Would I set this in the BIOS or is there a configuration file to edit.

Thanks.

https://access.redhat.com/documentation/de-de/red_hat_enterprise_linux/8/html/managing_monitoring_and_updating_the_kernel/configuring-kernel-command-line-parameters_managing-monitoring-and-updating-the-kernel#changing-kernel-command-line-parameters-for-all-boot-entries_configuring-kernel-command-line-parameters

Just to confirm, I would do grubby --update-kernel=/boot/vmlinuz-$(uname -r) --args="iommu=off"

I am seeing some references that the parameter is actually amd_iommu= and I do have an AMD CPU in this system so wasn’t sure which one to try.

Thank you.

You should rather use kernel=ALL, otherwise this gets lost on kernel update.
iommu=off is the all-off-no-questions-asked parameter. amd_iommu is a fine-tuning parameter, only turning off amd hw iommu.

Got it, appreciate the update!

Just to understand the underlying issue, is this related to the following issue with AMD and SME?
https://download.nvidia.com/XFree86/Linux-x86_64/450.57/README/dma_issues.html

And turning off IOMMU will correct this? I do see related IO errors in dmesg:

nvidia 0000:42:00.0: AMD-Vi: Event logged [IO_PAGE_FAULT domain=0x000e address=0xffb15000 flags=0x0000]
[ 88.932848] nvidia 0000:01:00.0: AMD-Vi: Event logged [IO_PAGE_FAULT domain=0x0025 address=0xffb15000 flags=0x0000]
[ 88.932854] nvidia 0000:41:00.0: AMD-Vi: Event logged [IO_PAGE_FAULT domain=0x000c address=0xffb15000 flags=0x0000]

No, this has been fixed long ago.
In order for Mosaic to work, the gpus need to be able to communicate.
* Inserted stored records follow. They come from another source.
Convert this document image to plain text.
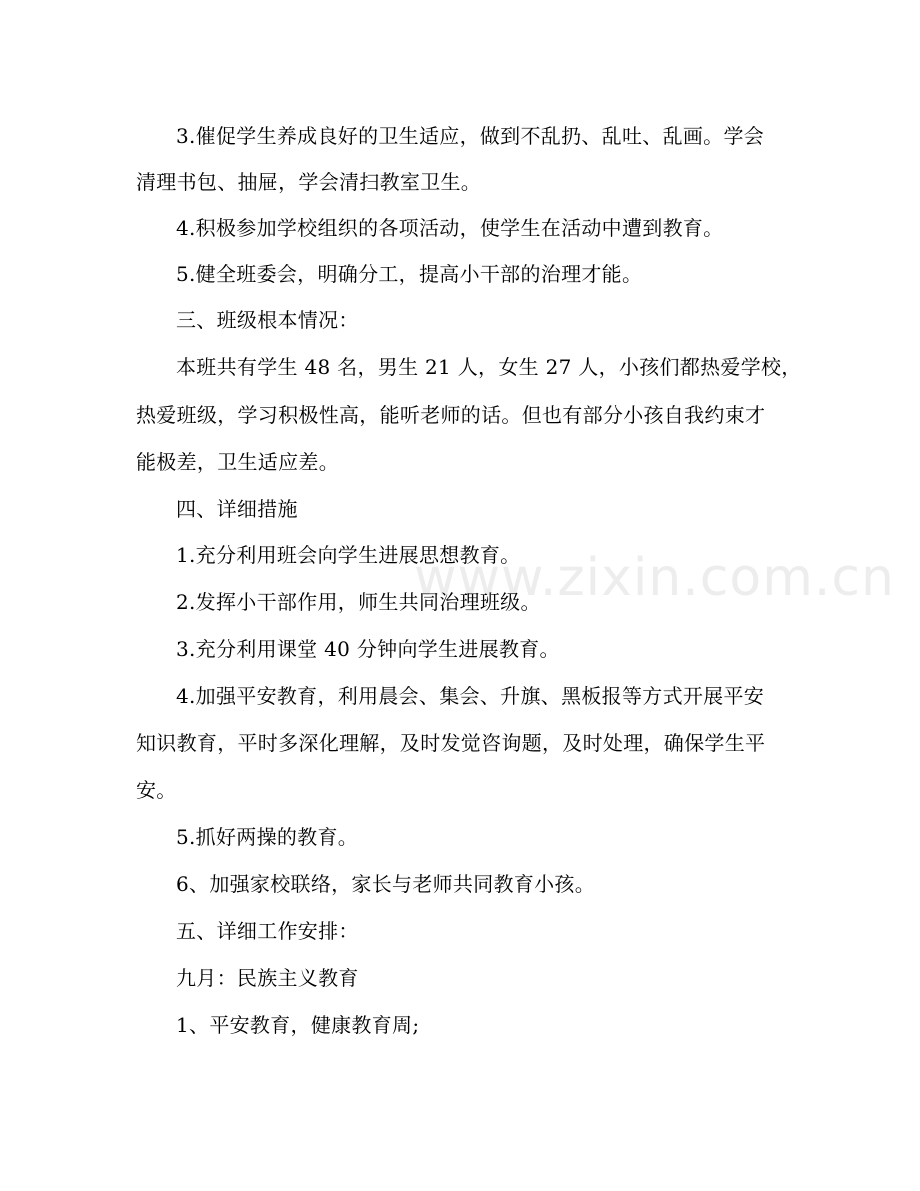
www.zixin.com.cn
3.催促学生养成良好的卫生适应，做到不乱扔、乱吐、乱画。学会
清理书包、抽屉，学会清扫教室卫生。
4.积极参加学校组织的各项活动，使学生在活动中遭到教育。
5.健全班委会，明确分工，提高小干部的治理才能。
三、班级根本情况：
本班共有学生 48 名，男生 21 人，女生 27 人，小孩们都热爱学校，
热爱班级，学习积极性高，能听老师的话。但也有部分小孩自我约束才
能极差，卫生适应差。
四、详细措施
1.充分利用班会向学生进展思想教育。
2.发挥小干部作用，师生共同治理班级。
3.充分利用课堂 40 分钟向学生进展教育。
4.加强平安教育，利用晨会、集会、升旗、黑板报等方式开展平安
知识教育，平时多深化理解，及时发觉咨询题，及时处理，确保学生平
安。
5.抓好两操的教育。
6、加强家校联络，家长与老师共同教育小孩。
五、详细工作安排：
九月：民族主义教育
1、平安教育，健康教育周;
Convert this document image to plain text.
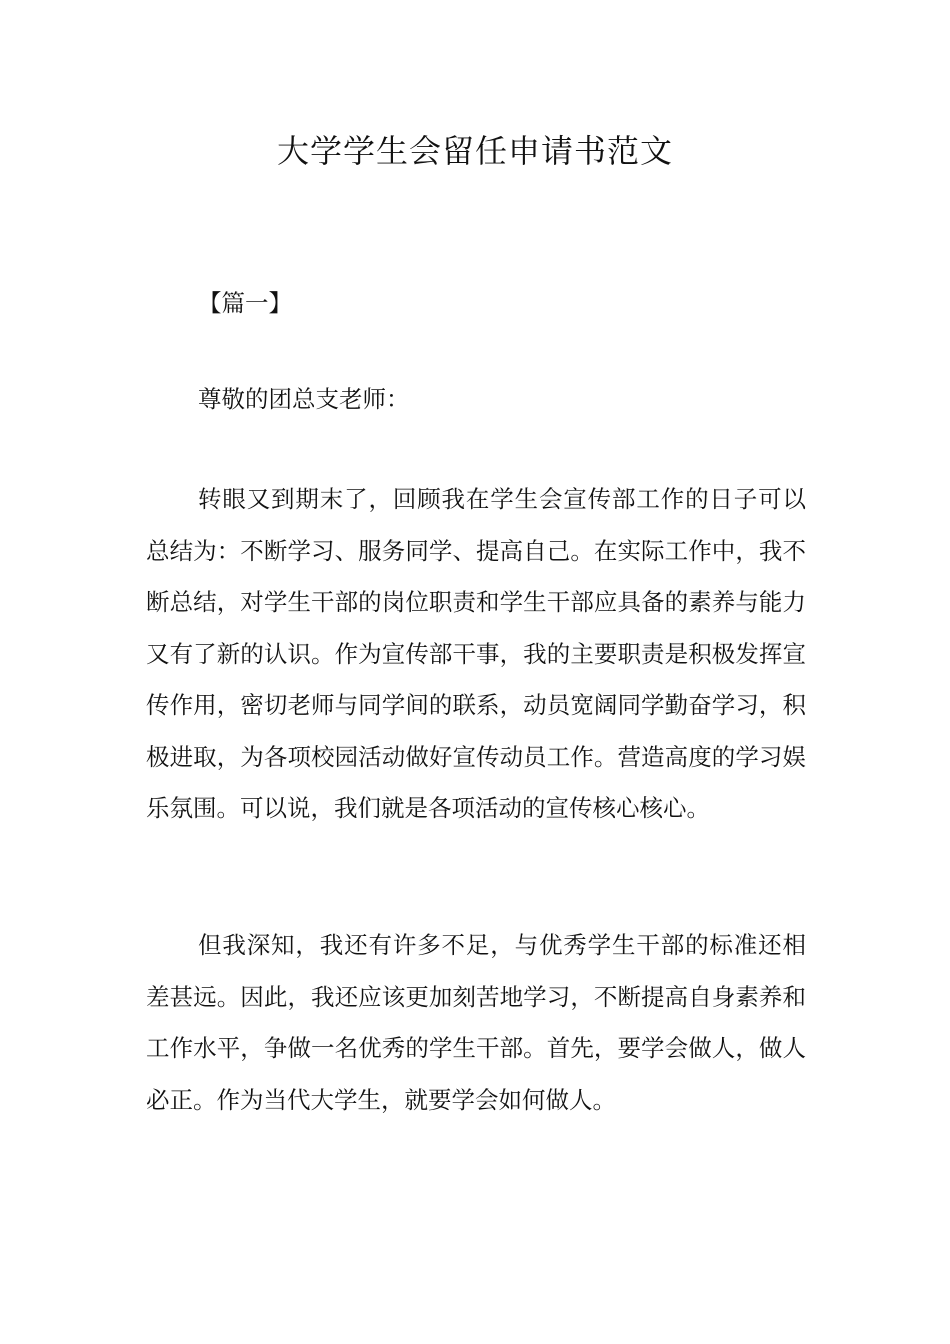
大学学生会留任申请书范文

【篇一】

尊敬的团总支老师：

转眼又到期末了，回顾我在学生会宣传部工作的日子可以总结为：不断学习、服务同学、提高自己。在实际工作中，我不断总结，对学生干部的岗位职责和学生干部应具备的素养与能力又有了新的认识。作为宣传部干事，我的主要职责是积极发挥宣传作用，密切老师与同学间的联系，动员宽阔同学勤奋学习，积极进取，为各项校园活动做好宣传动员工作。营造高度的学习娱乐氛围。可以说，我们就是各项活动的宣传核心核心。

但我深知，我还有许多不足，与优秀学生干部的标准还相差甚远。因此，我还应该更加刻苦地学习，不断提高自身素养和工作水平，争做一名优秀的学生干部。首先，要学会做人，做人必正。作为当代大学生，就要学会如何做人。
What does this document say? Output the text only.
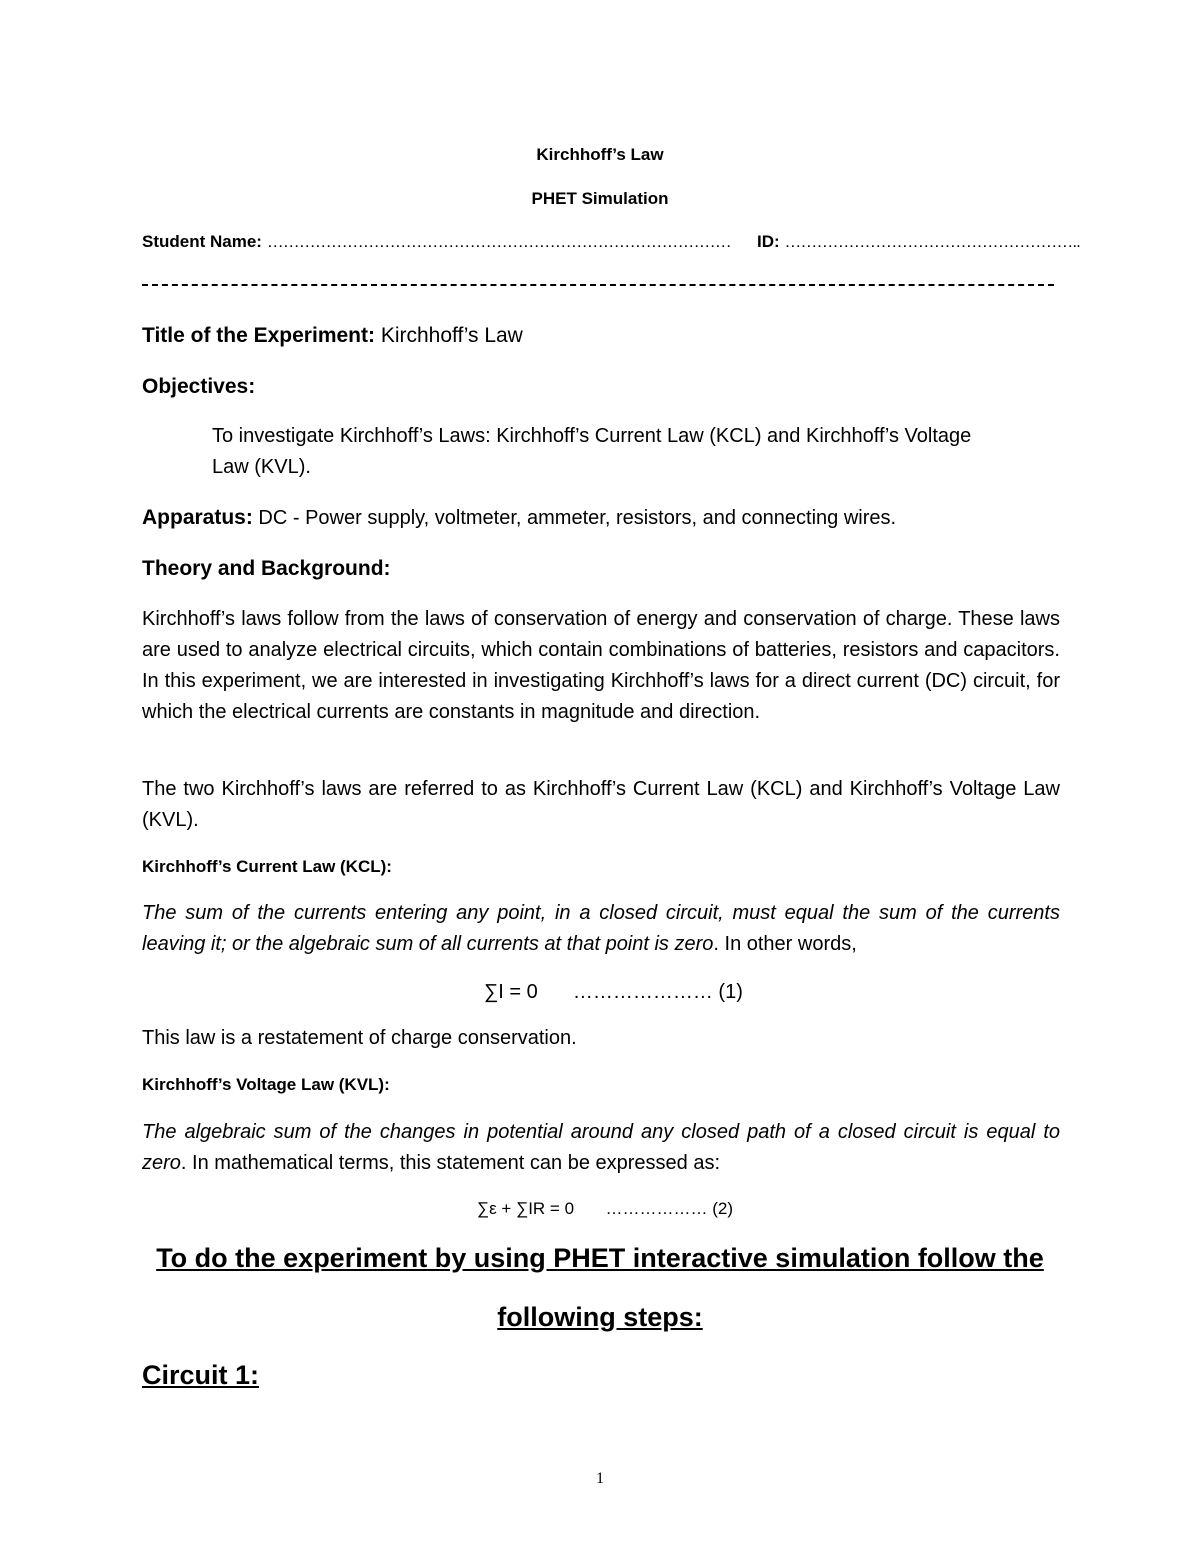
Kirchhoff’s Law
PHET Simulation
Student Name: …………………………………………………………………………… ID: ………………………………………………..
Title of the Experiment: Kirchhoff’s Law
Objectives:
To investigate Kirchhoff’s Laws: Kirchhoff’s Current Law (KCL) and Kirchhoff’s Voltage
Law (KVL).
Apparatus: DC - Power supply, voltmeter, ammeter, resistors, and connecting wires.
Theory and Background:
Kirchhoff’s laws follow from the laws of conservation of energy and conservation of charge. These laws are used to analyze electrical circuits, which contain combinations of batteries, resistors and capacitors. In this experiment, we are interested in investigating Kirchhoff’s laws for a direct current (DC) circuit, for which the electrical currents are constants in magnitude and direction.
The two Kirchhoff’s laws are referred to as Kirchhoff’s Current Law (KCL) and Kirchhoff’s Voltage Law (KVL).
Kirchhoff’s Current Law (KCL):
The sum of the currents entering any point, in a closed circuit, must equal the sum of the currents leaving it; or the algebraic sum of all currents at that point is zero. In other words,
∑I = 0 ………………… (1)
This law is a restatement of charge conservation.
Kirchhoff’s Voltage Law (KVL):
The algebraic sum of the changes in potential around any closed path of a closed circuit is equal to zero. In mathematical terms, this statement can be expressed as:
∑ε + ∑IR = 0 ……………… (2)
To do the experiment by using PHET interactive simulation follow the
following steps:
Circuit 1:
1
If not correctly configured by the mainboard’s bios, iommu will block this as it isolates the slots, unless SLI capable.

Hi generix,

I was able to disable IOMMU through the BIOS and this resolved the issue!

Thank you so much for all the help. You have been very helpful.

This topic was automatically closed 14 days after the last reply. New replies are no longer allowed.